The Power of Rebuilding

I can distinctly remember hearing it, but I would not be able to pinpoint the "when" or "where."  The "who" is Robin Roberts, a journalist and cancer survivor.  What began (I think) as a comment in an interview became a mantra, as well as the title of her podcast and her book, Everybody's Got Something.

I just finished reading All American Boys, by Jason Reynolds and Brendan Kiely and Exit West, by Mohsin Hamid.  The words of Robin Roberts resonate in my mind as these books, both about very different types of adversity do more than just deliver stories of trauma.  They are narrating the "what happens next," the rebuilding that defines the character after the trauma; in doing so, they explore how two people can be permanently linked by a common experience.  Two very different authors and very different novels, but the message they share is definitely noteworthy.

In All American Boys, Quinn witnesses an unjust incident of police brutality, and as the book progresses, he faces both the internal and external pull towards a reality from which he cannot escape.  Simultaneously, the authors present a shared narrator (the characters switch chapters), and the reader listens to Rashad, the young ROTC student turned into a hashtag almost overnight- Rashad is absent again today.  

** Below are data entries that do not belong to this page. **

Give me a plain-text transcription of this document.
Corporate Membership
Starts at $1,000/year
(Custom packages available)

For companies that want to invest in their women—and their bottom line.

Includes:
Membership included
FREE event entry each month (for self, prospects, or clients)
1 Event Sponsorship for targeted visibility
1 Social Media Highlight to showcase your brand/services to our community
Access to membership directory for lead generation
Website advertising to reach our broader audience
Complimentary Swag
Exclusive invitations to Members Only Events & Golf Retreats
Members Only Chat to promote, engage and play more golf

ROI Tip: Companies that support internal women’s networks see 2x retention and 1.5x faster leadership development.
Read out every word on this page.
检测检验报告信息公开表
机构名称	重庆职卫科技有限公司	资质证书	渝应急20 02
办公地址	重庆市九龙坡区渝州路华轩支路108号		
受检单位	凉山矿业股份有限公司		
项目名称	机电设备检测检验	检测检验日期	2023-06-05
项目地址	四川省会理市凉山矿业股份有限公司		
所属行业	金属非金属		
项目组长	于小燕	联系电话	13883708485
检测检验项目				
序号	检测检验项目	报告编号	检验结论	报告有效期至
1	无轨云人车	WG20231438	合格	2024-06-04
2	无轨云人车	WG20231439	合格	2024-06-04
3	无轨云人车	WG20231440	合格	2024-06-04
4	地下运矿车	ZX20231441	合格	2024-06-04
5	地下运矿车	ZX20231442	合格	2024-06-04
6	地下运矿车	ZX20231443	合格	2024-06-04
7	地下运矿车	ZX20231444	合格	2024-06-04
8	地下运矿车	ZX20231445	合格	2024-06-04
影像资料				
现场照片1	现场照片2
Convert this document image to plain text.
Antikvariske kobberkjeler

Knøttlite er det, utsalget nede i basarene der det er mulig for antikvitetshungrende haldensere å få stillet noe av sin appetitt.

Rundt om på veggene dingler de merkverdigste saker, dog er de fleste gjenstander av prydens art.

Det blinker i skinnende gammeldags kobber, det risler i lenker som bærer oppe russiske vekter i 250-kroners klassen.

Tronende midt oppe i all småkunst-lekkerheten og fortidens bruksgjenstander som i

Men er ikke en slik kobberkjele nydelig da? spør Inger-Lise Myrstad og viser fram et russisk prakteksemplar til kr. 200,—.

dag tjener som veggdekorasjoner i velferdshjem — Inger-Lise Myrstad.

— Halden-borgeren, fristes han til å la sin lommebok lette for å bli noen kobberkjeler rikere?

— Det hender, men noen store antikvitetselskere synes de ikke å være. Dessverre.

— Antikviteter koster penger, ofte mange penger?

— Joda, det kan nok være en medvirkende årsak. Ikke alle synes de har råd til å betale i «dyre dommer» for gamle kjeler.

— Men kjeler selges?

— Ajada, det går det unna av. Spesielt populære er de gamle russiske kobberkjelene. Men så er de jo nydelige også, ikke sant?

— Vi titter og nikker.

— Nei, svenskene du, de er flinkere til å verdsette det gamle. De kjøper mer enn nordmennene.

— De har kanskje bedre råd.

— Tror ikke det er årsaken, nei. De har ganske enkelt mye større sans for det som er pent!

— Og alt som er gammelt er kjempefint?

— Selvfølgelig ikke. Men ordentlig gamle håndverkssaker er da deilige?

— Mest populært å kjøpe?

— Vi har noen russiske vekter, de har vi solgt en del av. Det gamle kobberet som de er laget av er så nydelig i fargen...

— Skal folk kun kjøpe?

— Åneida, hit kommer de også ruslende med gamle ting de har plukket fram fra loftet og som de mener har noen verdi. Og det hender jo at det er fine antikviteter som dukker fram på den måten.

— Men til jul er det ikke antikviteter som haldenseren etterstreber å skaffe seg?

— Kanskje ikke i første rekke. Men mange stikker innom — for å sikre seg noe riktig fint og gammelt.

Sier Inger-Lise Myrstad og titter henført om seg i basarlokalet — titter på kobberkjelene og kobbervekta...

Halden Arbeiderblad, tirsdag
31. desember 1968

In Exit West, this summer's One Book, One Region pick, two characters, Nadia and Saeed, find themselves rebuilding their lives after finding a series of "doors" that take them away from home, a city at war, to California, a place that seems to navigate its own new realities that make the location recognizable but not necessarily familiar to the reader.  Hamid's California does not quite feel like California now, but it does seem to suggest this is what California might soon become.


 All the authors bring the trauma to the story early, so that each novel is essentially a story of rebuilding, exploring what happens next while also delivering very sharply the power of human connection, the concept that "everybody's got something" and indeed, if we are to be part of a shared humanity, we need to start listening. 

Have you been reading about any characters that have a story of adversity and resilience?  Post some suggestions!